Prime minister urges rejection

ROME -- Italians began voting yesterday in a two-day referendum that could herald the biggest constitutional shake-up in half a century unless Prime Minister Romano Prodi persuades the country to reject it.

Prodi, whose office would be strengthened by the overhaul, said the package would crumble national unity, weaken the presidency, and cost the nation more than $315 billion to implement.

Former prime minister Silvio Berlusconi, whose center-right coalition championed the overhaul before being ousted from power in April elections, said it would regenerate Italy's antiquated system of government.

Italy's constitution was drawn up after World War II with the aim of preventing the return of a dictator such as Benito Mussolini. But critics say it contains so many checks and balances that it has been hard to govern, with many postwar administrations surviving barely a year.

The referendum gives Berlusconi a sorely needed chance to reassert himself as leader of the center-right House of Freedoms coalition after he lost the national elections and then failed to win key seats in local polls last month.

``The House of Freedoms wants a respite from repeated defeat with a document that destroys the constitution," Prodi said in the run-up to the vote, urging Italians to vote no.

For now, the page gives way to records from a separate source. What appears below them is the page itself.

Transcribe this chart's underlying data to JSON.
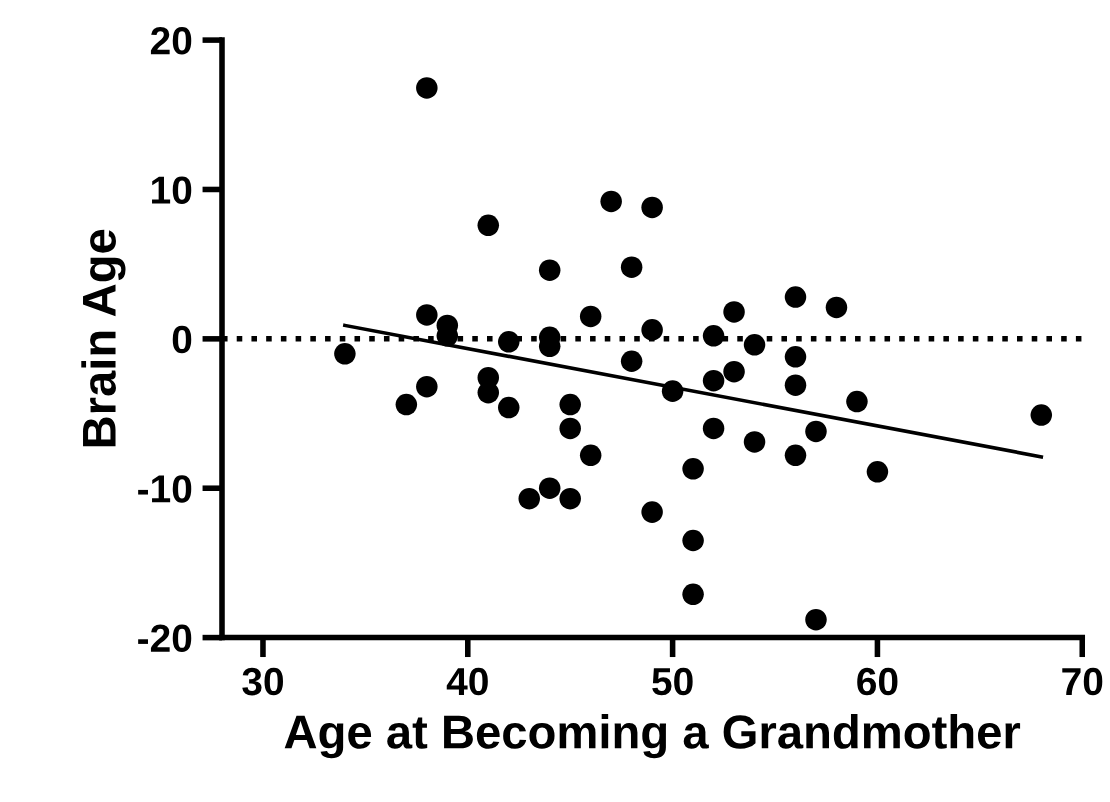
{
  "chart_data": {
    "type": "scatter",
    "xlabel": "Age at Becoming a Grandmother",
    "ylabel": "Brain Age",
    "xlim": [
      28,
      70
    ],
    "ylim": [
      -20,
      20
    ],
    "xticks": [
      30,
      40,
      50,
      60,
      70
    ],
    "yticks": [
      -20,
      -10,
      0,
      10,
      20
    ],
    "grid": false,
    "legend": false,
    "marker": "circle",
    "series": [
      {
        "color": "#000000",
        "x": [
          34,
          37,
          38,
          38,
          38,
          39,
          39,
          41,
          41,
          41,
          42,
          42,
          43,
          44,
          44,
          44,
          44,
          45,
          45,
          45,
          46,
          46,
          47,
          48,
          48,
          49,
          49,
          49,
          50,
          51,
          51,
          51,
          52,
          52,
          52,
          53,
          53,
          54,
          54,
          56,
          56,
          56,
          56,
          57,
          57,
          58,
          59,
          60,
          68
        ],
        "values": [
          -1.0,
          -4.4,
          16.8,
          1.6,
          -3.2,
          0.9,
          0.2,
          7.6,
          -2.6,
          -3.6,
          -0.2,
          -4.6,
          -10.7,
          4.6,
          0.1,
          -0.5,
          -10.0,
          -4.4,
          -6.0,
          -10.7,
          1.5,
          -7.8,
          9.2,
          4.8,
          -1.5,
          8.8,
          0.6,
          -11.6,
          -3.5,
          -8.7,
          -13.5,
          -17.1,
          0.2,
          -2.8,
          -6.0,
          1.8,
          -2.2,
          -0.4,
          -6.9,
          2.8,
          -1.2,
          -3.1,
          -7.8,
          -6.2,
          -18.8,
          2.1,
          -4.2,
          -8.9,
          -5.1
        ]
      },
      {
        "type": "line",
        "color": "#000000",
        "x": [
          34,
          68
        ],
        "values": [
          0.9,
          -7.9
        ],
        "marker": "none",
        "line_style": "solid"
      }
    ],
    "ref_lines": [
      {
        "axis": "y",
        "value": 0,
        "color": "#000000",
        "line_style": "dotted"
      }
    ]
  }
}
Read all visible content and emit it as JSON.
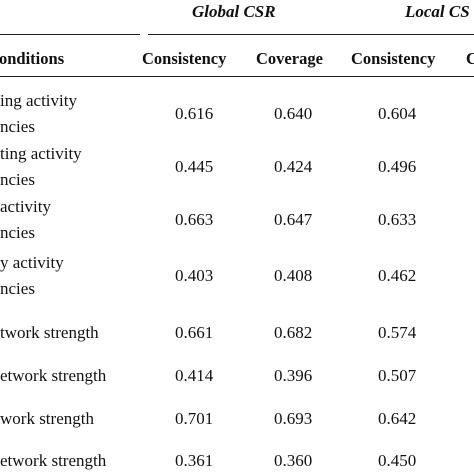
{
  "table": {
    "group_headers": [
      "Global CSR",
      "Local CS"
    ],
    "column_headers": [
      "onditions",
      "Consistency",
      "Coverage",
      "Consistency",
      "C"
    ],
    "rows": [
      {
        "condition": [
          "ing activity",
          "ncies"
        ],
        "values": [
          "0.616",
          "0.640",
          "0.604"
        ]
      },
      {
        "condition": [
          "ting activity",
          "ncies"
        ],
        "values": [
          "0.445",
          "0.424",
          "0.496"
        ]
      },
      {
        "condition": [
          "activity",
          "ncies"
        ],
        "values": [
          "0.663",
          "0.647",
          "0.633"
        ]
      },
      {
        "condition": [
          "y activity",
          "ncies"
        ],
        "values": [
          "0.403",
          "0.408",
          "0.462"
        ]
      },
      {
        "condition": [
          "twork strength"
        ],
        "values": [
          "0.661",
          "0.682",
          "0.574"
        ]
      },
      {
        "condition": [
          "etwork strength"
        ],
        "values": [
          "0.414",
          "0.396",
          "0.507"
        ]
      },
      {
        "condition": [
          "work strength"
        ],
        "values": [
          "0.701",
          "0.693",
          "0.642"
        ]
      },
      {
        "condition": [
          "etwork strength"
        ],
        "values": [
          "0.361",
          "0.360",
          "0.450"
        ]
      }
    ]
  }
}
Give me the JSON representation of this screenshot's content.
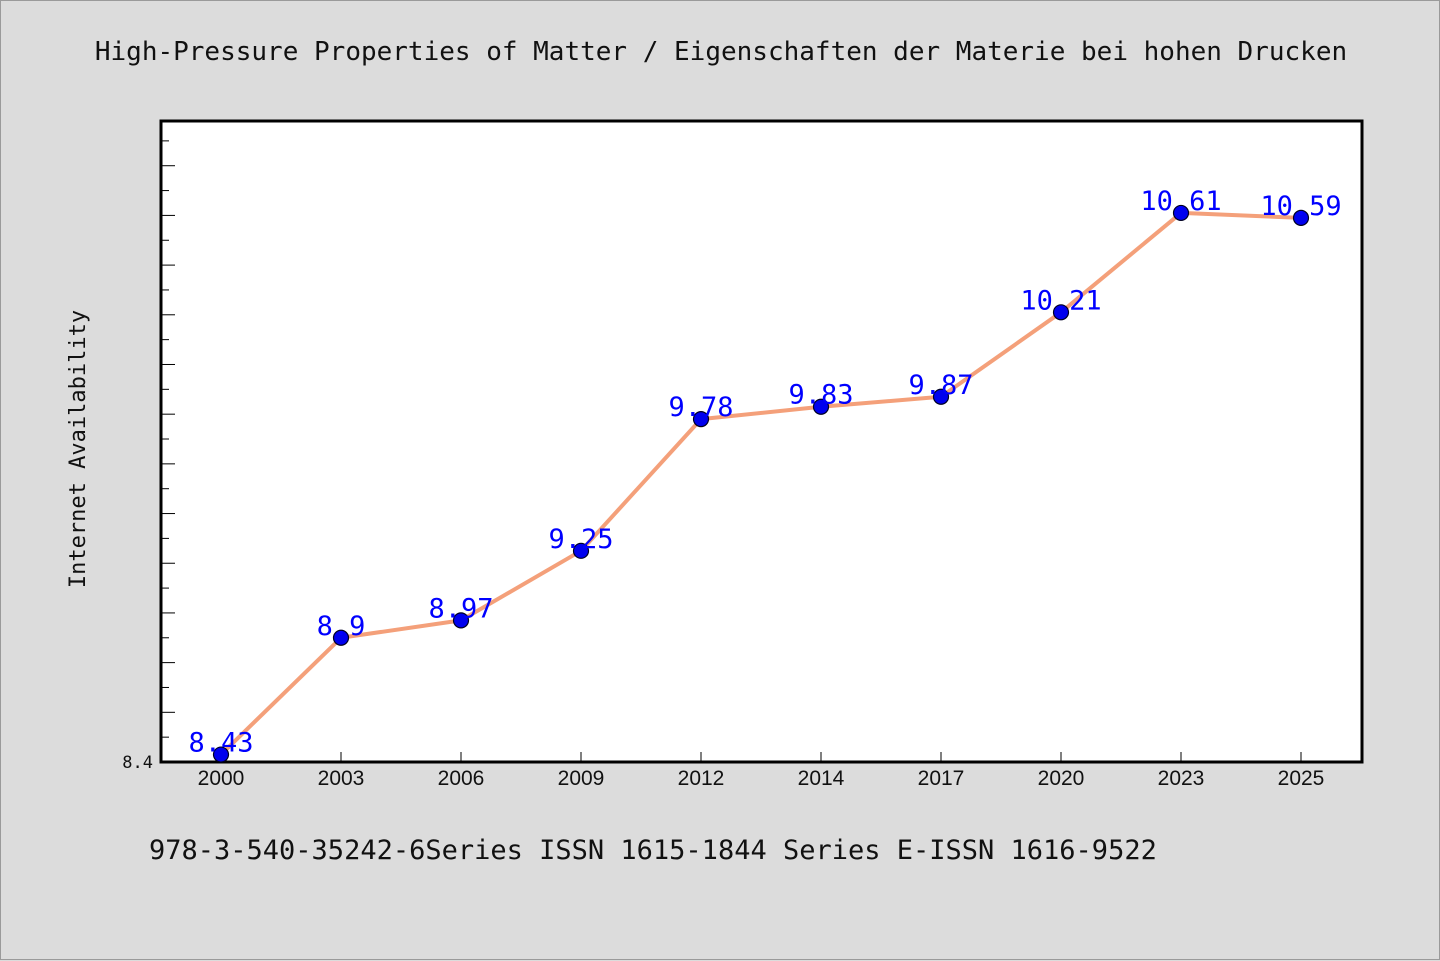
{
  "chart_data": {
    "type": "line",
    "title": "High-Pressure Properties of Matter / Eigenschaften der Materie bei hohen Drucken",
    "xlabel": "",
    "ylabel": "Internet Availability",
    "categories": [
      "2000",
      "2003",
      "2006",
      "2009",
      "2012",
      "2014",
      "2017",
      "2020",
      "2023",
      "2025"
    ],
    "series": [
      {
        "values": [
          8.43,
          8.9,
          8.97,
          9.25,
          9.78,
          9.83,
          9.87,
          10.21,
          10.61,
          10.59
        ]
      }
    ],
    "ylim": [
      8.4,
      10.98
    ],
    "yticks_labeled": [
      "8.4"
    ],
    "grid": false,
    "data_labels": true,
    "colors": {
      "line": "#f4a07a",
      "marker": "#0000ee",
      "label": "#0000ff",
      "background": "#dcdcdc",
      "plot_area": "#ffffff"
    }
  },
  "footer": "978-3-540-35242-6Series ISSN 1615-1844 Series E-ISSN 1616-9522"
}
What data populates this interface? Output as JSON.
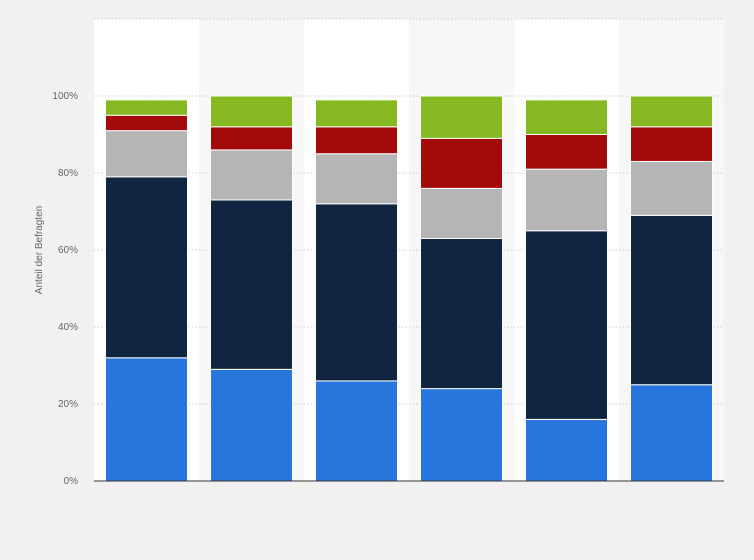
{
  "chart_data": {
    "type": "bar",
    "stacked": true,
    "categories": [
      "",
      "",
      "",
      "",
      "",
      ""
    ],
    "series": [
      {
        "color": "#2876dd",
        "values": [
          32,
          29,
          26,
          24,
          16,
          25
        ]
      },
      {
        "color": "#10253f",
        "values": [
          47,
          44,
          46,
          39,
          49,
          44
        ]
      },
      {
        "color": "#b5b5b5",
        "values": [
          12,
          13,
          13,
          13,
          16,
          14
        ]
      },
      {
        "color": "#a30b0b",
        "values": [
          4,
          6,
          7,
          13,
          9,
          9
        ]
      },
      {
        "color": "#86b821",
        "values": [
          4,
          8,
          7,
          11,
          9,
          8
        ]
      }
    ],
    "ylabel": "Anteil der Befragten",
    "ylim": [
      0,
      120
    ],
    "yticks": [
      0,
      20,
      40,
      60,
      80,
      100
    ],
    "ytick_labels": [
      "0%",
      "20%",
      "40%",
      "60%",
      "80%",
      "100%"
    ],
    "grid": true,
    "legend": "none"
  }
}
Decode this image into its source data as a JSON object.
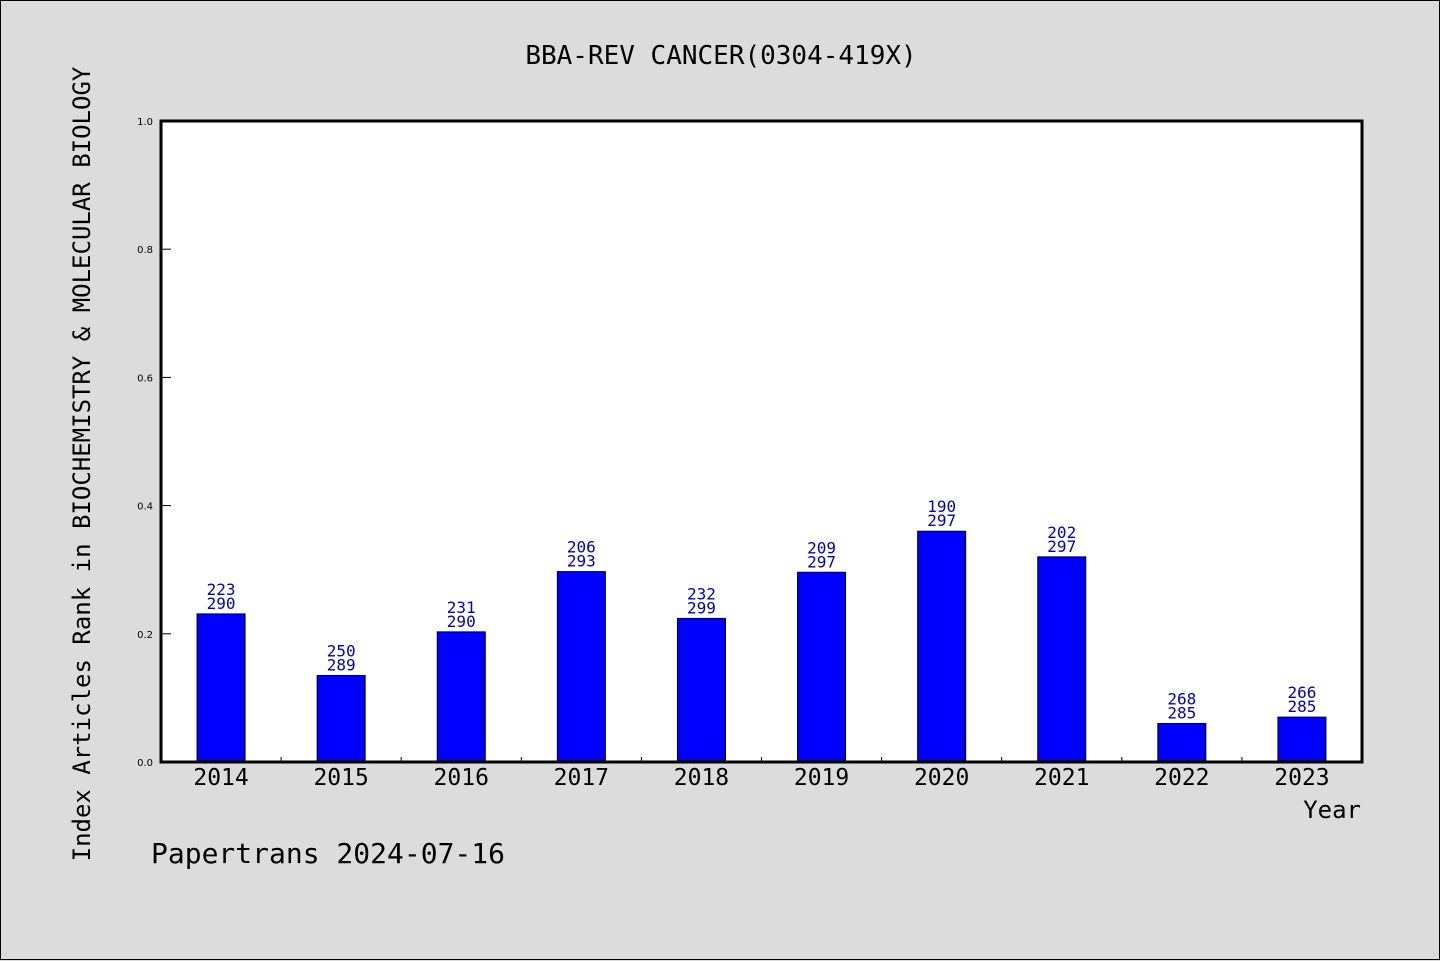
{
  "chart_data": {
    "type": "bar",
    "title": "BBA-REV CANCER(0304-419X)",
    "xlabel": "Year",
    "ylabel": "Index Articles Rank in BIOCHEMISTRY & MOLECULAR BIOLOGY",
    "ylim": [
      0,
      1.0
    ],
    "yticks": [
      "0.0",
      "0.2",
      "0.4",
      "0.6",
      "0.8",
      "1.0"
    ],
    "categories": [
      "2014",
      "2015",
      "2016",
      "2017",
      "2018",
      "2019",
      "2020",
      "2021",
      "2022",
      "2023"
    ],
    "values": [
      0.231,
      0.135,
      0.203,
      0.297,
      0.224,
      0.296,
      0.36,
      0.32,
      0.06,
      0.07
    ],
    "labels_top": [
      "223",
      "250",
      "231",
      "206",
      "232",
      "209",
      "190",
      "202",
      "268",
      "266"
    ],
    "labels_bottom": [
      "290",
      "289",
      "290",
      "293",
      "299",
      "297",
      "297",
      "297",
      "285",
      "285"
    ],
    "bar_color": "#0000ff",
    "label_color": "#0000cc",
    "grid": false,
    "legend": "none"
  },
  "footer": "Papertrans 2024-07-16",
  "colors": {
    "background": "#dcdcdc",
    "plot_background": "#ffffff"
  }
}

``It's an insult to our country and a distortion of the rules that govern Italy."

Both sides have predicted victory, but commentators say uncertainty over the turnout makes it impossible to predict.

The referendum would give Italy's 20 regions full autonomy over health, schooling, and policing, a move critics say would mean better services for richer northern regions, to the detriment of the poorer south.

This was a priority for the small, autonomy-minded Northern League party, a raucous member of Berlusconi's coalition that had repeatedly threatened to quit without the overhaul.

It would also give the prime minister more clout, enabling that post to hire and fire ministers and dissolve Parliament.

This should effectively halt the common Italian practice by which parties switch sides midterm and bring down a prime minister.

The referendum is needed because the measure passed by only a simple majority in Parliament in November, when Berlusconi was still prime minister, instead of the two-thirds' majority that would have made the changes automatic.